James Wimberley’s plea to do something about the under-treatment of pain in Africa (and other parts of the developing world) addresses a problem that has received less attention than it deserves, partly because pain, unlike death, isn’t very easy to count. His first-choice solution is to buy opium in Afghanistan to make into opiates to be used in Africa, thus providing Afghan poppy farmers with a licit outlet for their crop as well as relieving pain. As a fallback, James proposes producing more opium where licit opium is already produced.
Whether providing a licit outlet for Afghan poppy-farmers is the best way to help them, whether doing so would reduce the production of opium for illicit purposes in Afghanistan, and whether reducing illicit poppy-growing is in fact worthwhile objective, are all interesting questions. My tentative answer to each of them would be “N0.”
But putting that aside, James’s proposal assumes that the reason, or at least a reason, that pain patients in Africa don’t get enough opiates is that there aren’t enough opiates around. This, however, seems not to be the case. Custom, poor doctoring, and regulation can all lead to under-treatment of pain (a problem not unknown in the United States, for example).

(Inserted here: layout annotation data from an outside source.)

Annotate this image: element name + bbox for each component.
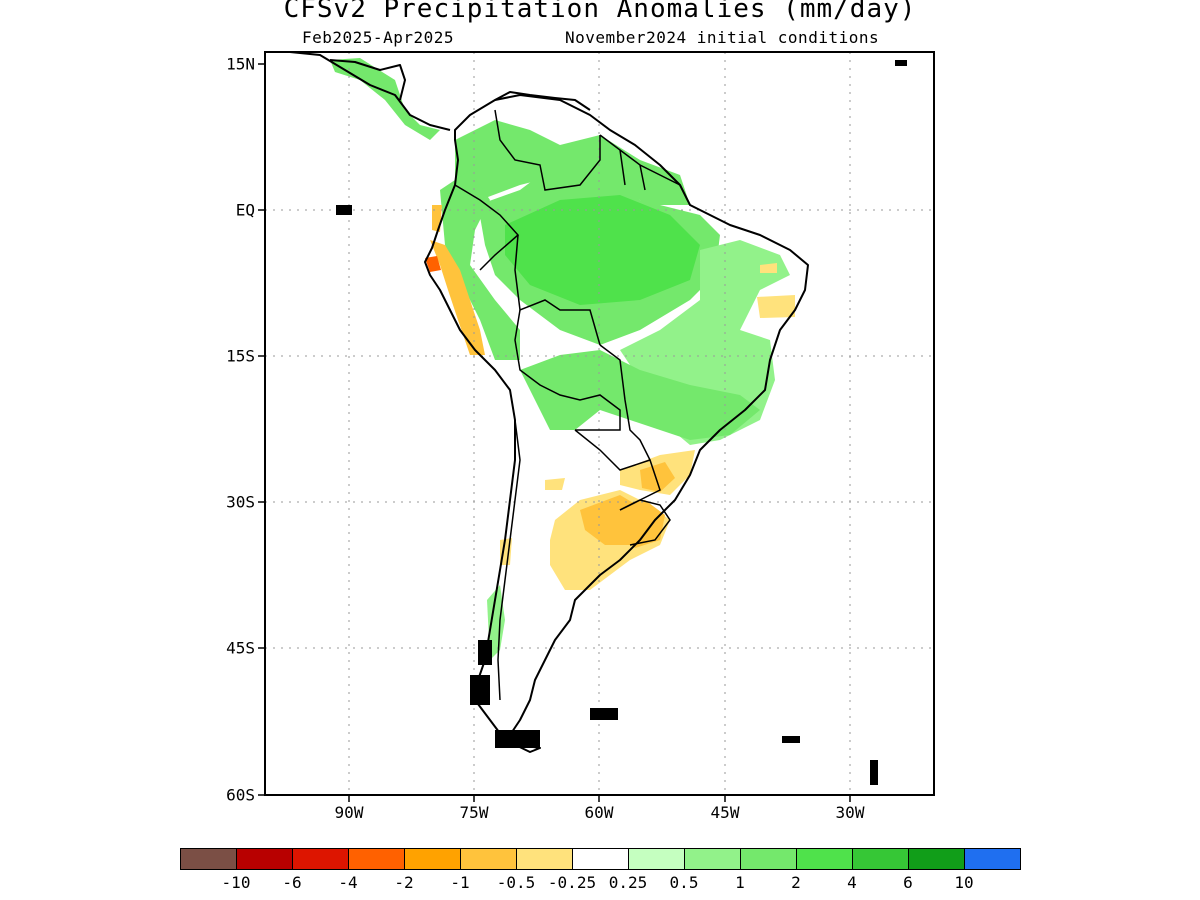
lon-label-30w: 30W [835, 803, 865, 822]
colorbar-swatch [292, 848, 349, 870]
colorbar-swatch [740, 848, 797, 870]
lat-label-eq: EQ [235, 200, 255, 220]
colorbar-label: 10 [954, 873, 974, 892]
lon-label-45w: 45W [710, 803, 740, 822]
colorbar-swatch [964, 848, 1021, 870]
border-guianas [599, 134, 681, 191]
central-america-coastline [289, 52, 451, 131]
colorbar-swatch [236, 848, 293, 870]
border-colombia-peru [454, 184, 520, 271]
anomaly-green-north [455, 120, 690, 205]
lat-label-30s: 30S [226, 492, 255, 512]
tick-marks [258, 63, 851, 802]
anomaly-green-andes [440, 170, 520, 360]
lat-label-60s: 60S [226, 785, 255, 805]
border-bolivia [514, 309, 621, 431]
anomaly-orange-northeast-brazil-2 [760, 263, 777, 273]
dry-anomaly-regions [425, 205, 795, 590]
colorbar-label: -0.5 [496, 873, 536, 892]
colorbar-swatch [628, 848, 685, 870]
colorbar-swatch [180, 848, 237, 870]
colorbar-label: 1 [735, 873, 745, 892]
anomaly-green-south-brazil [520, 350, 760, 440]
colorbar-swatch [908, 848, 965, 870]
colorbar-label: 0.25 [608, 873, 648, 892]
colorbar-label: -2 [394, 873, 414, 892]
anomaly-orange-uruguay [615, 500, 665, 548]
anomaly-redorange-peru [425, 256, 441, 272]
colorbar-label: 0.5 [669, 873, 699, 892]
subtitle-initial-conditions: November2024 initial conditions [565, 28, 880, 47]
anomaly-orange-south-brazil-core [640, 462, 675, 492]
colorbar-swatch [572, 848, 629, 870]
lon-label-60w: 60W [584, 803, 614, 822]
colorbar-label: -6 [282, 873, 302, 892]
south-america-coastline [424, 94, 809, 753]
border-brazil-paraguay [599, 344, 651, 461]
lat-label-15s: 15S [226, 346, 255, 366]
caribbean-coast [494, 91, 591, 111]
anomaly-orange-northeast-brazil [757, 295, 795, 318]
colorbar-swatch [460, 848, 517, 870]
colorbar-label: 2 [791, 873, 801, 892]
colorbar-label: -10 [221, 873, 251, 892]
colorbar-swatch [348, 848, 405, 870]
anomaly-green-core [505, 195, 700, 305]
border-argentina-chile [497, 419, 521, 701]
border-uruguay [619, 499, 671, 546]
border-colombia-venezuela [494, 109, 601, 191]
lat-label-45s: 45S [226, 638, 255, 658]
anomaly-orange-peru-coast [430, 240, 485, 355]
colorbar-label: -1 [450, 873, 470, 892]
colorbar-swatch [796, 848, 853, 870]
lat-label-15n: 15N [226, 54, 255, 74]
coastlines [289, 52, 809, 753]
subtitle-period: Feb2025-Apr2025 [302, 28, 454, 47]
chart-title: CFSv2 Precipitation Anomalies (mm/day) [283, 0, 917, 24]
lon-label-75w: 75W [459, 803, 489, 822]
country-borders [454, 109, 681, 701]
colorbar-label: -0.25 [547, 873, 597, 892]
anomaly-orange-argentina-small [545, 478, 565, 490]
anomaly-orange-ecuador [432, 205, 442, 232]
colorbar-swatch [516, 848, 573, 870]
colorbar-swatch [404, 848, 461, 870]
colorbar-swatch [684, 848, 741, 870]
lon-label-90w: 90W [334, 803, 364, 822]
colorbar-label: -4 [338, 873, 358, 892]
colorbar-label: 4 [847, 873, 857, 892]
islands [336, 60, 907, 785]
colorbar-label: 6 [903, 873, 913, 892]
border-brazil-peru [514, 234, 601, 346]
colorbar-swatch [852, 848, 909, 870]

Opiates are naturally cheap. A standard pain-relieving dose of morphine for a non-tolerant patient would be roughly 30 milligrams. It takes about 10 milligrams of opium to make 1 milligram of morphine. Licit opium in India sells for about $30 a kilogram. So for $30 you can have enough opium to make 100 grams of morphine: $0.30 per gram. Thus the opium in a standard dose of morphine costs a little less than a penny. Of course processed morphine costs more than that, but growing more opium in Afghanistan won’t change processing costs.
Conclusion: The price of opium is not among the barriers to pain treatment in poor countries. I applaud James’s refusal to bow down to the idols of the tribe, but I fear that his proper irreverence has, in this case led him into a form of commodity fetishism.

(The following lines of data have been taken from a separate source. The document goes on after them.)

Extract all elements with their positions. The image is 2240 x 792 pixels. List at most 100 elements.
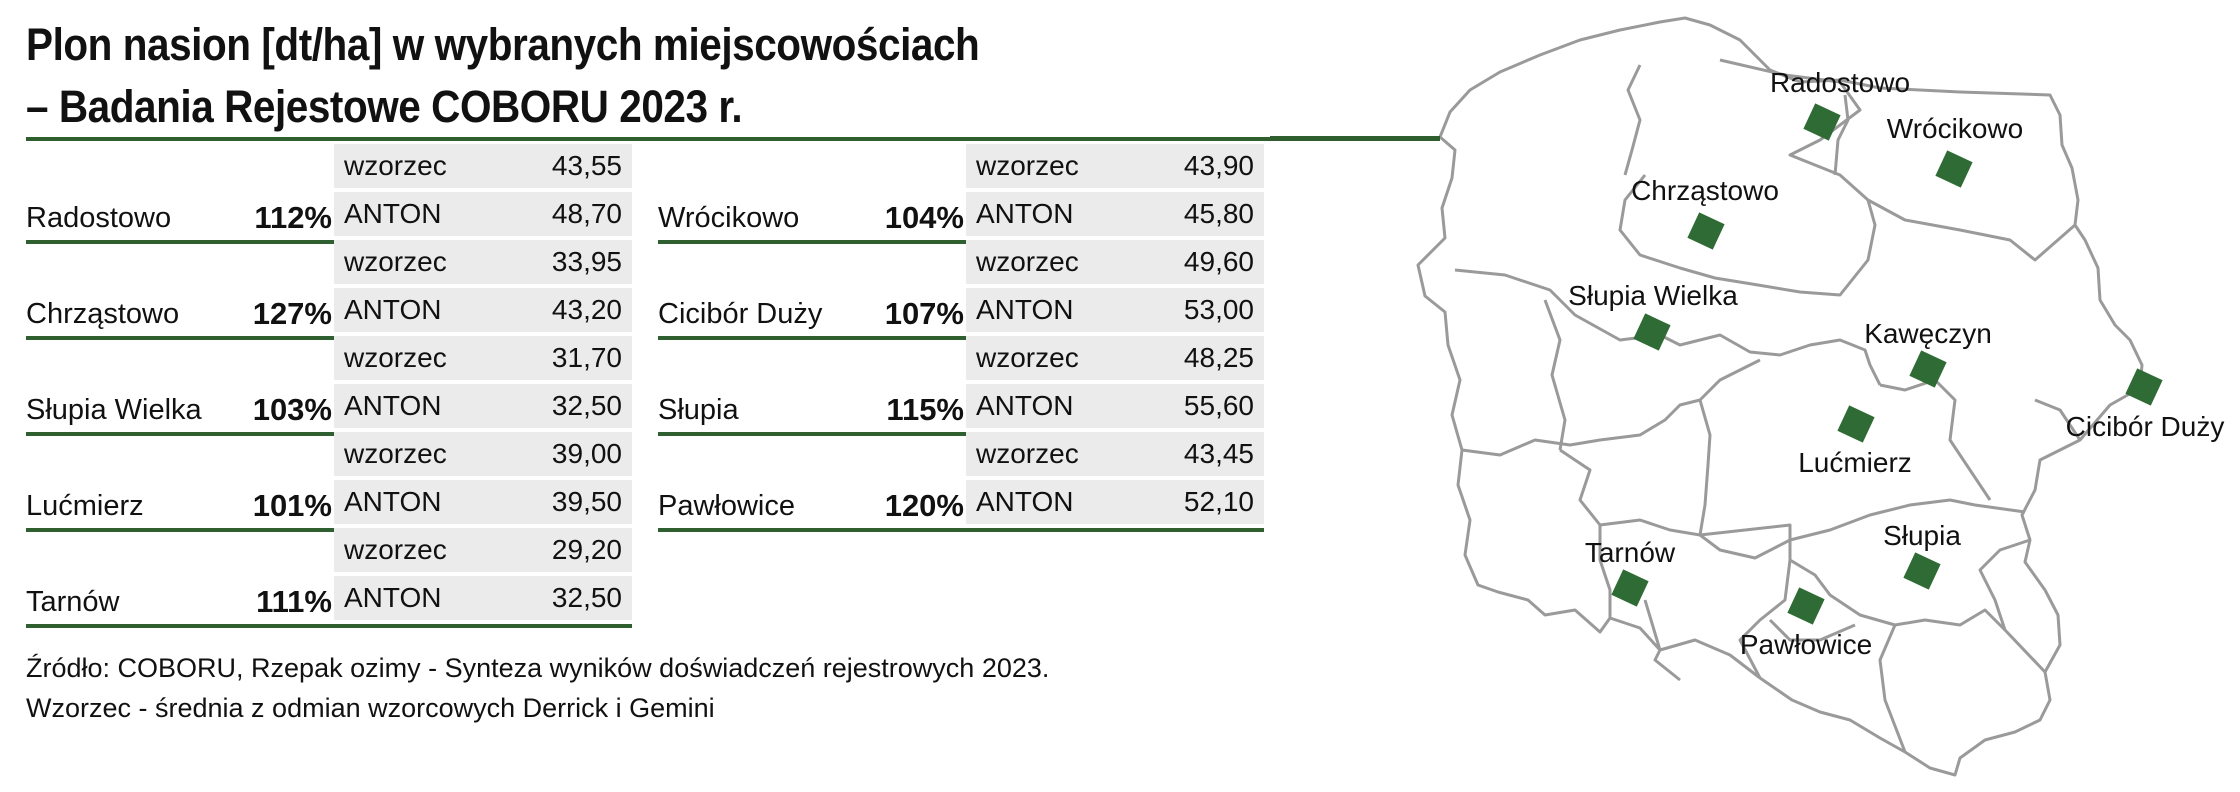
voivodeship-border [1878, 624, 1907, 753]
place-name: Słupia Wielka [26, 394, 202, 426]
voivodeship-border [1623, 64, 1642, 176]
voivodeship-border [1643, 599, 1681, 682]
table-row-lucmierz: Lućmierz 101% wzorzec 39,00 ANTON 39,50 [26, 432, 632, 532]
row-label: wzorzec [976, 342, 1079, 373]
variety-value: 32,50 [551, 390, 622, 421]
table-row-slupia: Słupia 115% wzorzec 48,25 ANTON 55,60 [658, 336, 1264, 436]
map-label-pawlowice: Pawłowice [1740, 629, 1872, 660]
table-row-chrzastowo: Chrząstowo 127% wzorzec 33,95 ANTON 43,20 [26, 240, 632, 340]
voivodeship-border [1699, 523, 1792, 679]
voivodeship-border [1879, 378, 1992, 501]
percent-value: 120% [884, 488, 964, 523]
percent-value: 107% [884, 296, 964, 331]
map-marker-tarnow [1611, 569, 1649, 607]
voivodeship-border [1768, 618, 1856, 642]
percent-value: 115% [886, 392, 964, 427]
variety-value: 43,20 [551, 294, 622, 325]
standard-value: 33,95 [551, 246, 622, 277]
map-marker-kaweczyn [1909, 350, 1947, 388]
row-label: ANTON [976, 390, 1074, 421]
row-label: wzorzec [344, 342, 447, 373]
voivodeship-border [1599, 518, 1701, 537]
row-label: ANTON [344, 582, 442, 613]
place-name: Lućmierz [26, 490, 144, 522]
voivodeship-border [1454, 268, 1882, 386]
table-row-pawlowice: Pawłowice 120% wzorzec 43,45 ANTON 52,10 [658, 432, 1264, 532]
standard-value: 43,90 [1183, 150, 1254, 181]
map-marker-lucmierz [1837, 405, 1875, 443]
row-label: wzorzec [344, 534, 447, 565]
map-label-chrzastowo: Chrząstowo [1631, 175, 1779, 206]
percent-value: 112% [254, 200, 332, 235]
row-label: ANTON [344, 198, 442, 229]
map-marker-slupia-wielka [1633, 313, 1671, 351]
map-marker-cicibor [2125, 368, 2163, 406]
row-label: ANTON [344, 390, 442, 421]
variety-row: ANTON 43,20 [334, 288, 632, 332]
table-row-wrocikowo: Wrócikowo 104% wzorzec 43,90 ANTON 45,80 [658, 144, 1264, 244]
row-label: ANTON [344, 486, 442, 517]
variety-row: ANTON 48,70 [334, 192, 632, 236]
percent-value: 103% [252, 392, 332, 427]
footnotes: Źródło: COBORU, Rzepak ozimy - Synteza w… [26, 648, 1049, 728]
place-name: Radostowo [26, 202, 172, 234]
map-label-cicibor: Cicibór Duży [2066, 411, 2225, 442]
standard-row: wzorzec 39,00 [334, 432, 632, 476]
percent-value: 127% [252, 296, 332, 331]
voivodeship-border [1698, 399, 2026, 560]
place-name: Pawłowice [658, 490, 795, 522]
standard-row: wzorzec 49,60 [966, 240, 1264, 284]
place-name: Chrząstowo [26, 298, 180, 330]
voivodeship-border [1618, 174, 1877, 297]
variety-value: 52,10 [1183, 486, 1254, 517]
voivodeship-border [1719, 58, 2076, 262]
voivodeship-border [1543, 299, 1567, 451]
source-note: Źródło: COBORU, Rzepak ozimy - Synteza w… [26, 653, 1050, 683]
map-marker-slupia [1903, 552, 1941, 590]
standard-value: 31,70 [551, 342, 622, 373]
row-label: wzorzec [976, 246, 1079, 277]
variety-value: 53,00 [1183, 294, 1254, 325]
place-name: Wrócikowo [658, 202, 800, 234]
standard-value: 48,25 [1183, 342, 1254, 373]
row-label: wzorzec [344, 150, 447, 181]
standard-row: wzorzec 43,90 [966, 144, 1264, 188]
row-label: wzorzec [976, 438, 1079, 469]
standard-row: wzorzec 43,55 [334, 144, 632, 188]
standard-value: 39,00 [551, 438, 622, 469]
map-marker-chrzastowo [1687, 212, 1725, 250]
variety-row: ANTON 53,00 [966, 288, 1264, 332]
percent-value: 101% [252, 488, 332, 523]
map-label-tarnow: Tarnów [1585, 537, 1676, 568]
voivodeship-border [1789, 558, 2007, 632]
voivodeship-border [1461, 358, 1761, 457]
standard-value: 29,20 [551, 534, 622, 565]
row-label: ANTON [976, 486, 1074, 517]
variety-value: 45,80 [1183, 198, 1254, 229]
variety-row: ANTON 55,60 [966, 384, 1264, 428]
percent-value: 111% [256, 584, 332, 619]
table-row-slupia-wielka: Słupia Wielka 103% wzorzec 31,70 ANTON 32,… [26, 336, 632, 436]
table-row-radostowo: Radostowo 112% wzorzec 43,55 ANTON 48,70 [26, 144, 632, 244]
map-label-slupia-wielka: Słupia Wielka [1568, 280, 1738, 311]
table-row-cicibor-duzy: Cicibór Duży 107% wzorzec 49,60 ANTON 53,0… [658, 240, 1264, 340]
standard-row: wzorzec 33,95 [334, 240, 632, 284]
variety-value: 32,50 [551, 582, 622, 613]
standard-value: 43,45 [1183, 438, 1254, 469]
map-label-lucmierz: Lućmierz [1798, 447, 1912, 478]
row-label: ANTON [344, 294, 442, 325]
standard-row: wzorzec 31,70 [334, 336, 632, 380]
variety-value: 55,60 [1183, 390, 1254, 421]
map-marker-radostowo [1803, 103, 1841, 141]
standard-value: 43,55 [551, 150, 622, 181]
title-line-2: – Badania Rejestowe COBORU 2023 r. [26, 81, 743, 132]
row-label: ANTON [976, 198, 1074, 229]
place-name: Cicibór Duży [658, 298, 823, 330]
voivodeship-border [2034, 398, 2082, 441]
map-marker-wrocikowo [1935, 150, 1973, 188]
variety-row: ANTON 39,50 [334, 480, 632, 524]
place-name: Tarnów [26, 586, 120, 618]
variety-row: ANTON 32,50 [334, 384, 632, 428]
row-label: wzorzec [344, 438, 447, 469]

Footnote The academic paper James refers to is Victoria A. Greenfield, Letizia Paoli, and Peter H. Reuter, “Is Medicinal Opium Production Afghanistan’s Answer? Lessons From India,” forthcoming in the Journal of Drug Policy Analysis.
Prof. Kleiman, I will take your for it that opiates are plenty cheap. But in terms of getting Afghani farmers on our side and cutting into the Taliban drug trade, might it still be worthwhile? Glutting the market might be bad, but maybe some good use could be put to them. Maybe lessen the burden of the beleaguered insurance companies?
Prof. Kleiman,
I most enjoy your posts for their erudition and the fact that I often actually learn something new when visiting the R.B.C. Thus I was a little disappointed with what seems to me to be a hand-waving type dismissal of James’ proposal, i.e., that your “tentative” answers to his “interesting questions” is a simple no. And by this I simply mean that it would be nice to offer some explanation to those of us less educated in your area of specialty as to why these are your conclusions.

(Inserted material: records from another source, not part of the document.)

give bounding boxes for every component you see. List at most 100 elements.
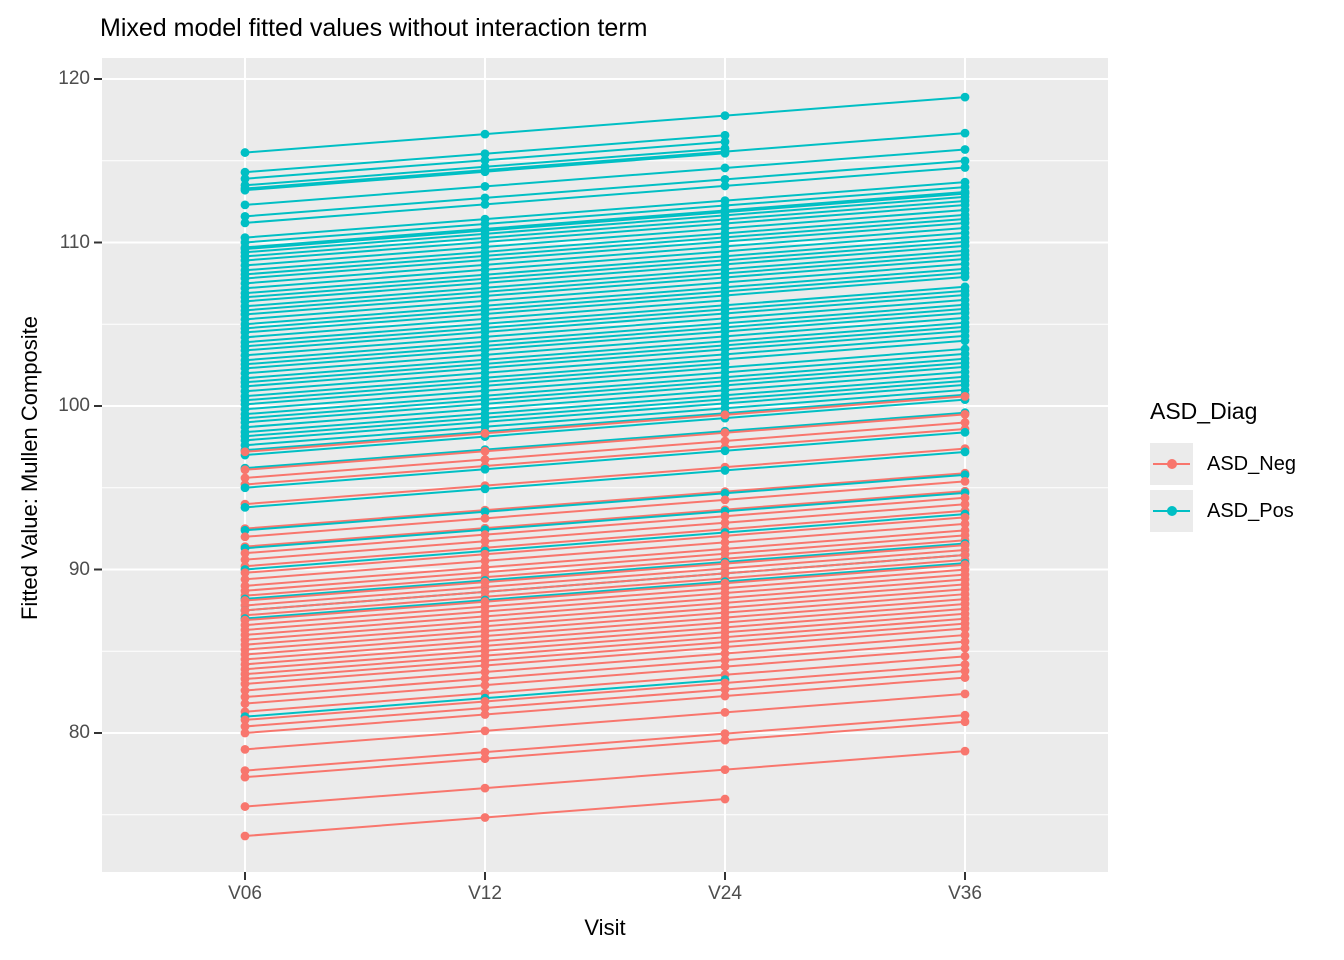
legend-title: ASD_Diag xyxy=(1150,398,1258,424)
subject-point xyxy=(960,156,970,166)
point-glyph-icon xyxy=(1166,459,1177,469)
subject-line-neg xyxy=(244,670,966,728)
subject-point xyxy=(960,651,970,661)
subject-line-pos xyxy=(244,240,966,299)
subject-line-neg xyxy=(244,640,966,699)
subject-line-neg xyxy=(244,593,966,651)
subject-point xyxy=(960,660,970,669)
subject-line-pos xyxy=(244,431,966,489)
legend-key-asd-pos xyxy=(1150,490,1193,532)
subject-line-neg xyxy=(244,647,966,705)
subject-point xyxy=(240,728,250,738)
subject-line-pos xyxy=(244,253,966,312)
subject-line-pos xyxy=(244,334,966,393)
subject-line-pos xyxy=(244,562,966,620)
subject-line-pos xyxy=(244,213,966,272)
subject-line-neg xyxy=(244,428,966,486)
subject-point xyxy=(240,148,250,157)
subject-point xyxy=(960,673,970,682)
subject-point xyxy=(240,502,250,512)
legend: ASD_Diag ASD_Neg ASD_Pos xyxy=(1150,398,1296,537)
subject-line-neg xyxy=(244,480,966,538)
subject-point xyxy=(960,493,970,503)
subject-point xyxy=(960,163,970,172)
subject-line-pos xyxy=(244,370,966,429)
subject-point xyxy=(720,511,730,521)
subject-point xyxy=(960,512,970,522)
subject-line-pos xyxy=(244,316,966,375)
subject-line-neg xyxy=(244,496,966,555)
subject-line-neg xyxy=(244,676,966,734)
subject-point xyxy=(720,662,730,672)
legend-entry-asd-neg[interactable]: ASD_Neg xyxy=(1150,443,1296,485)
subject-line-pos xyxy=(244,473,966,532)
subject-point xyxy=(960,272,970,282)
subject-point xyxy=(240,555,250,565)
subject-point xyxy=(960,418,970,427)
subject-line-pos xyxy=(244,285,966,344)
subject-point xyxy=(960,689,970,699)
subject-point xyxy=(720,488,730,498)
subject-line-neg xyxy=(244,413,966,471)
subject-point xyxy=(720,174,730,184)
subject-line-neg xyxy=(244,395,966,453)
subject-point xyxy=(240,473,250,483)
subject-line-pos xyxy=(244,411,966,470)
subject-line-neg xyxy=(244,563,966,622)
subject-point xyxy=(960,470,970,480)
subject-point xyxy=(480,464,490,474)
legend-entry-asd-pos[interactable]: ASD_Pos xyxy=(1150,490,1296,532)
subject-line-neg xyxy=(244,549,966,607)
y-tick-label: 100 xyxy=(58,395,90,416)
subject-point xyxy=(960,476,970,486)
subject-line-pos xyxy=(244,159,966,218)
subject-line-neg xyxy=(244,607,966,666)
subject-line-pos xyxy=(244,339,966,398)
subject-line-neg xyxy=(244,503,966,561)
subject-line-pos xyxy=(244,361,966,420)
subject-point xyxy=(720,537,730,547)
subject-line-neg xyxy=(244,539,966,597)
subject-line-pos xyxy=(244,347,966,406)
subject-line-neg xyxy=(244,750,966,808)
subject-point xyxy=(480,193,490,203)
subject-point xyxy=(240,465,250,475)
subject-point xyxy=(480,726,490,736)
subject-point xyxy=(480,667,490,677)
subject-line-neg xyxy=(244,490,966,548)
subject-point xyxy=(240,744,250,754)
subject-point xyxy=(240,184,250,193)
subject-point xyxy=(480,710,490,719)
subject-point xyxy=(480,813,490,822)
subject-point xyxy=(480,747,490,757)
subject-line-pos xyxy=(244,166,966,224)
subject-point xyxy=(720,678,730,688)
subject-line-neg xyxy=(244,522,966,581)
subject-line-pos xyxy=(244,199,966,258)
subject-line-pos xyxy=(244,289,966,348)
subject-point xyxy=(480,754,490,764)
subject-line-pos xyxy=(244,267,966,326)
subject-point xyxy=(480,484,490,494)
subject-line-neg xyxy=(244,598,966,656)
subject-line-neg xyxy=(244,627,966,685)
subject-line-pos xyxy=(244,293,966,352)
subject-point xyxy=(480,783,490,793)
x-tick-label: V06 xyxy=(228,883,262,904)
subject-point xyxy=(240,699,250,708)
subject-point xyxy=(960,145,970,154)
subject-line-pos xyxy=(244,208,966,267)
subject-line-neg xyxy=(244,612,966,671)
subject-point xyxy=(720,130,730,140)
subject-point xyxy=(480,549,490,559)
subject-line-pos xyxy=(244,192,966,251)
subject-line-pos xyxy=(244,204,966,262)
subject-line-neg xyxy=(244,529,966,587)
subject-line-pos xyxy=(244,186,966,244)
subject-point xyxy=(720,436,730,446)
subject-point xyxy=(720,729,730,739)
subject-line-neg xyxy=(244,516,966,574)
subject-line-pos xyxy=(244,388,966,447)
subject-line-pos xyxy=(244,190,966,249)
subject-line-pos xyxy=(244,226,966,285)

I also don’t see that there is necessarily a straight linear negation of the idea that “there aren’t enough opiates around” - within the specific, impoverished geographic sphere under consideration - proven by the statement that “opiates are naturally cheap”. I mean I understand that basic economics suggests a certain systemic bias towards this being the case, but certainly it isn’t a 100% ‘ergo’ case like dropping a rock from 10′ (where it will always be pulled toward the earth’s center by gravity notwithstanding physical impediments to doing so).
Submitted in the hopes of motivating you provide some additional explication of your thoughts.
The price has never been the issue. Licit opium production is run on a nearly pure command socialist system of quotas, from farm to country to world level. The farm-gate price is set high enough to make it worth the farmers’ while, that’s all. I made it clear in my first post that IMHO the real barrier to pain relief in the Third World is the absence of a delivery system and political will, reinforced by superstitious fear of opiates as such. That said, when the priorities of Third World élites are so inhumane, it’s a proper use of rich-world leverage, both governmental and private, to try and change or get round them. You could say that since the anti-opiate superstition is our creation, we are responsible for alleviating the damage it has done.